The different trenches were not all engaged at the same time.  They acted according to the individual judgment of their commanding officer, but always for the general good.  Sometimes the fire of the enemy would be directed on one particular trench, and it would be impossible for the men in that trench to rise and reply without haying their heads carried away; so they would lie hidden, and the men in the trenches flanking them would act in their behalf, and rake the enemy from the front and from every side, until the fire on that trench was silenced, or turned upon some other point.  The trenches stretched for over half a mile in a semicircle, and the little hills over which they ran lay at so many different angles, and rose to such different heights, that sometimes the men in one trench fired directly over the heads of their own men.  From many trenches in the first line it was impossible to see any of the Greek soldiers except those immediately beside you.  If you looked back or beyond on either hand there was nothing to be seen but high hills topped with fresh earth, and the waving yellow grass, and the glaring blue sky.

General Smolenski directed the Greeks from the plain to the far right of the town; and his presence there, although none of the men saw nor heard of him directly throughout the entire day, was more potent for good than would have been the presence of five thousand other men held in reserve.  He was a mile or two miles away from the trenches, but the fact that he was there, and that it was Smolenski who was giving the orders, was enough.  Few had ever seen Smolenski, but his name was sufficient; it was as effective as is Mr.

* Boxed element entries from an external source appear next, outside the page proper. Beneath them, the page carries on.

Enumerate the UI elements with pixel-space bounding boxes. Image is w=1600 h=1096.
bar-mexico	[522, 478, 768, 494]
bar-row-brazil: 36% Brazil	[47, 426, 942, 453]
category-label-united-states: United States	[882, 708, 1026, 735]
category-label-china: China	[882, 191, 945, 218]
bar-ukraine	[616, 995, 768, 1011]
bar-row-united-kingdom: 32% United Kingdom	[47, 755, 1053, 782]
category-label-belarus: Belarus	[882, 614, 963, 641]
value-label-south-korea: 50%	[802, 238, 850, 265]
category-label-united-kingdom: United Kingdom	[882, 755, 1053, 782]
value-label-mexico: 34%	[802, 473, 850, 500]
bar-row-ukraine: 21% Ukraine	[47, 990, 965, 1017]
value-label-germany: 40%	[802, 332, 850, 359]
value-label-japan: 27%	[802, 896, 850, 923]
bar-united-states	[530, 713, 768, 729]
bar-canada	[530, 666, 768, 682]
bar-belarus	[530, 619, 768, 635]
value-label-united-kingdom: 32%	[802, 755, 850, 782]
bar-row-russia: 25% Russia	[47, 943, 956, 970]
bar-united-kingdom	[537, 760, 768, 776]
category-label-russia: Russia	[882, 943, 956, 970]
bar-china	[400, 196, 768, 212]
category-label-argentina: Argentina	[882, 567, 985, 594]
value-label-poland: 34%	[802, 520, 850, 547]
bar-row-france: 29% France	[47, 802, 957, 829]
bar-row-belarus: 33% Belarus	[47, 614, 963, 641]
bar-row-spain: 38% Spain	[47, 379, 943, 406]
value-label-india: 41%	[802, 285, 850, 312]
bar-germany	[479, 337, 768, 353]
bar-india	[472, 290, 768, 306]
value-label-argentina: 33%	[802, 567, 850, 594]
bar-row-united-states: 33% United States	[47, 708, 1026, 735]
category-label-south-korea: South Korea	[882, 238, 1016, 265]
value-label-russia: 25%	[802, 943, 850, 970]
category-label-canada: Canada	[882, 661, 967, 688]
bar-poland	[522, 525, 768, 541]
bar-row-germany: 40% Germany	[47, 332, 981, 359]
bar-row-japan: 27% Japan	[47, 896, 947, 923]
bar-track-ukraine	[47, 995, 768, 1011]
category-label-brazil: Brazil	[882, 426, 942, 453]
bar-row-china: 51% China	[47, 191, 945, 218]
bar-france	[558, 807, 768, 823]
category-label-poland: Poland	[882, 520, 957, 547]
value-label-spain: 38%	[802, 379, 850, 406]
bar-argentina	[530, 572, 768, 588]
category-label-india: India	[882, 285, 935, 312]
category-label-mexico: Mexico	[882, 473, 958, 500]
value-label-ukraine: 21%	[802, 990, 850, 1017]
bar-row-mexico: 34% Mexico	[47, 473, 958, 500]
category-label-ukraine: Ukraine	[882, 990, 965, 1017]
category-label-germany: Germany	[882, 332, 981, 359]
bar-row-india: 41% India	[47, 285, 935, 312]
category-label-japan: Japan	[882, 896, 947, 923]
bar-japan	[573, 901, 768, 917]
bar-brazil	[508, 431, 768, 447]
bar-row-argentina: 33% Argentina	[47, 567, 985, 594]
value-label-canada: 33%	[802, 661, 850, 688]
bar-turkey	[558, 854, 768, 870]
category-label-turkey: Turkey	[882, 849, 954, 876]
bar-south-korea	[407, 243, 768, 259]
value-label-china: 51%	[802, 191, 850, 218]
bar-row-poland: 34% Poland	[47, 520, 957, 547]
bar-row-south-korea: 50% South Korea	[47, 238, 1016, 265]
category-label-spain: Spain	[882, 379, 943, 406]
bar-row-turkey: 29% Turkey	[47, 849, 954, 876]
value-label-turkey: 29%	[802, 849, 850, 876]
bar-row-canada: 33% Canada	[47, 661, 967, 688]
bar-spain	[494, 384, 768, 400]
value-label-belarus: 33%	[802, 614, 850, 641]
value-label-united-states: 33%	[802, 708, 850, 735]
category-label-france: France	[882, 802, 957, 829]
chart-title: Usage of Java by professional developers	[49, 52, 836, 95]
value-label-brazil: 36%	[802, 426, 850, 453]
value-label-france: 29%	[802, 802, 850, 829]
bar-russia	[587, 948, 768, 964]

Bowen’s name on a Bank of England note.  It gave one a pleasant feeling to know that he was somewhere within call; you felt there would be no “routs” nor stampedes while he was there.  And so for two days those seven thousand men lay in the trenches, repulsing attack after attack of the Turkish troops, suffocated with the heat and chilled with sudden showers, and swept unceasingly by shells and bullets—partly because they happened to be good men and brave men, but largely because they knew that somewhere behind them a stout, bull-necked soldier was sitting on a camp-stool, watching them through a pair of field-glasses.

Toward mid-day you would see a man leave the trench with a comrade’s arm around him, and start on the long walk to the town where the hospital corps were waiting for him.  These men did not wear their wounds with either pride or braggadocio, but regarded the wet sleeves and shapeless arms in a sort of wondering surprise.  There was much more of surprise than of pain in their faces, and they seemed to be puzzling as to what they had done in the past to deserve such a punishment.

Firing from the trenches at Velestinos

Other men were carried out of the trench and laid on their backs on the high grass, staring up drunkenly at the glaring sun, and with their limbs fallen into unfamiliar poses.  They lay so still, and they were so utterly oblivious of the roar and rattle and the anxious energy around them that one grew rather afraid of them and of their superiority to their surroundings.  The sun beat on them, and the insects in the grass waving above them buzzed and hummed, or burrowed in the warm moist earth upon which they lay; over their heads the invisible carriers of death jarred the air with shrill crescendoes, and near them a comrade sat hacking with his bayonet at a lump of hard bread.  He sprawled contentedly in the hot sun, with humped shoulders and legs far apart, and with his cap tipped far over his eyes.